Now, just a few miles south of downtown Cleveland, this ribbon of fields and forest forms an urban oasis. We head up the towpath, bordered on our right by the remnants of the Ohio & Erie Canal, and on our left by the muddy Cuyahoga River.
“Just this last year is when we started noticing a lot of eagles," says Lakus, pointing to a stretch of river dotted with pale sycamore trees. “One day we came down here and we were able to count 20 eagles at one time.”
Bald eagles were nearly wiped out in Ohio a generation ago. But now they’re back, and a pair is nesting close to the industrial heart of Cleveland.
Nesting Near The Tank Farm
We’re looking for just two bald eagles, hoping to catch a glimpse of the Cuyahoga Valley’s newest nesting pair. Instead, we catch a whiff of what smells like burning rubber wafting from a complex of low-slung buildings looming to our right.
“That is the steel plant,” Lakus says, "part of Charter Steel up on East 49th Street."
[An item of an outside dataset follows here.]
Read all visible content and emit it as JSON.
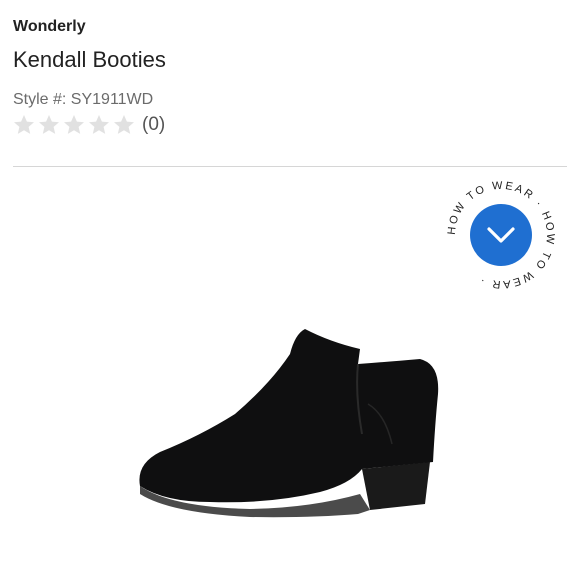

On the opposite bank of the river, we see dozens of cylindrical tanks. Each holds 40 million gallons of fuel. The “tank farm” is the terminus of a regional pipeline, through which the majority of Northeast Ohioans fill their gas tanks.
And then we see it. A bald eagle nest sits like a dark smudge near the top of a distant tree.
Lakus says the pile of sticks weighs about a ton. The largest seen in Ohio, measured in 1925, weighed 2 tons, was 12 feet deep and more than 8 feet across.
We head up the trail to get a closer look, but nobody is home. The eagles are off hunting, and Lakus says they haven’t laid eggs yet.
But they did last year, she says, marking the first time eagles have bred in this stretch of the Cuyahoga in more than one hundred years.
From Burning River To Breeding Ground
The Cuyahoga River famously burned for the final time in 1969, but it had long been declared “dead” for much of its northbound stretch.
A news reel from 1967 shows images of sludge and debris, the narrator dramatically describing "an exhausted stream, abused and misused by man and his machines.” The 1969 fire helped spark the nation’s environmental movement, and half a century later its enforcement actions are bearing fruit up and down the river's length.
Ten miles upriver from the Industrial Valley, crowds often gather to spy a pair of breeding bald eagles in Brecksville.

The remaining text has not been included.